Before that Rick used the squealing of piglets hamstrung or at least sliced to draw zombie away from the fence at the prison.

Glen used a molotov cocktail to be able to escape with Tara from the prison after the Governor stopped by the last time.

There are many more instances of making noise over there –> so that we can run ^^.

I’m wondering at what season we should stop our speculation at… not sure if anybody is still behind the last 1/2 season or… should anything discussed stay a full season back.

Unfortunately, by sticking to just the TWD Universe, it does leave out a ton of other interesting zombie universes. Where the author might give an almost believable canon explanation for many of the “Hmmms” that show up in anyone with a braaaaaaain.

Those of us who depend on Netflix for our TWD fix are always a year behind the rest of you. Just sayin’. Of course, I realize I risk spoilers whenever I enter a TWD thread.

I’m in the same position. I guess that means we really have something to look forward to when the next season becomes available!

One of the show’s (TWD) biggest strengths is the audience discovering things through Rick’s eyes. I know we all want answers, and rules and behind the scenes world building knowledge. But Rick and company are just trying to survive, so “shoot 'em in the head”, “cut off where you get bit”, and “if he dies he turns” are just about all the rules they really need to know.

That’s why this is so much fun. Maybe one day, they will get some answers for us, the audience. But even if not, I’m still a fan.

Just looked up the statistic that 39% of the US population lives in a coastal county (44% within a mile worldwide). So if we say that 25% of those might immediately become intrigued and destroyed by the sea, that’s nearly 10% of the US zombies being taken care of by good old mother nature right there. Then there would be some additional wandering into the oceans and rivers.

Sure gonna put the kibosh on beach vacations for a long time if the survivors manage to rebuild the world though. And it will make for some bizarre beach combing…

“Look, Mom, I found ANOTHER human skull.”
“Careful, Timmy, sometimes those still bite.”

Have we discussed the ramifications of freezing? Is there a Rule here? After all, human flesh will freeze solid at a certain exposure level without internal or external heat. Zombies have neither, so I’d expect them to freeze solid. Even Georgia has nights with a ‘hard freeze’, enough to solidify a bucket full of water. That should be sufficient to immobilize any zombie.

And so locations closer to the poles, and mid-latitudes during local winter, should be safe® than other places. If I were a survivor, I’d be planning to make new friends in northern Canada. And I’d be making the trip ASAP. Alexandria, walls or no walls, can’t be as safe as, say, Nunavut.

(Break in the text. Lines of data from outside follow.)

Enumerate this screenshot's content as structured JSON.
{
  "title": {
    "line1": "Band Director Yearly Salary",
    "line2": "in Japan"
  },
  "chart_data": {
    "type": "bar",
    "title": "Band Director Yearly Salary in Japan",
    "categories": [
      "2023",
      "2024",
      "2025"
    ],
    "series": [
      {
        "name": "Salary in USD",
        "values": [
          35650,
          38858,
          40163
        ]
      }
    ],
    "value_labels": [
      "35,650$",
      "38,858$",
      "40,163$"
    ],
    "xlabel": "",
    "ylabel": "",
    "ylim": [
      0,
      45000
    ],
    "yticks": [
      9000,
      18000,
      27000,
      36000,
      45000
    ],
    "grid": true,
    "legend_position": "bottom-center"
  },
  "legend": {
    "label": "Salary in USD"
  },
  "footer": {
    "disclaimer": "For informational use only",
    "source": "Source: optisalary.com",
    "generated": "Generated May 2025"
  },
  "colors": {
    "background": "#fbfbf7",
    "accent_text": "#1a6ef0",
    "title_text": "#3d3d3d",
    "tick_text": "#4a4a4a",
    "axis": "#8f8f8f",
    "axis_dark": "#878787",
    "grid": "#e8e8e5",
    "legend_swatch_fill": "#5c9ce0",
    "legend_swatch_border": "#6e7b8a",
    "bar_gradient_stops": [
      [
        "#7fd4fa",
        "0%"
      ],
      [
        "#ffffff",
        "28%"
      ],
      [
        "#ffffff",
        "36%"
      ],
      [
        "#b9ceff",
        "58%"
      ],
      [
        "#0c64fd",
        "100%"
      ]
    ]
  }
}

By normal laws of physics, a freeze-thaw cycle or two should pretty well scramble whatever a zombie is using for brain tissue. We know their brain tissue is sensitive to physical trauma, shouldn’t it be sensitive to micro-trauma from formation of ice crystals? But if that was the case, then even places like GA or VA would be rapidly depleted of much of their zombie population after a single winter.

Since this doesn’t serve continuing horrific danger in the story line, there must be some zombie special case making them immune to destruction by freezing. But do they also contain antifreeze, and thus remain mobile while everything around them stiffens into immobility? Me, I’d plan my supply runs to coincide with cold fronts. Stiff zombies, even if they would revive when thawed, have to be safer to deal with than regular zombies.

Oh, good observation, CannyDan. I’d love to see the show do a winter episode. It could be kind of like a Christmas special!!!

Sort of a corollary to the ocean destroying zombies; would a burning building be irresistible to zombies?

We’ve seen the characters use small fires to attract the attention of zombies. So without any impulse for self preservation, would a burning building just turn into a walker wok?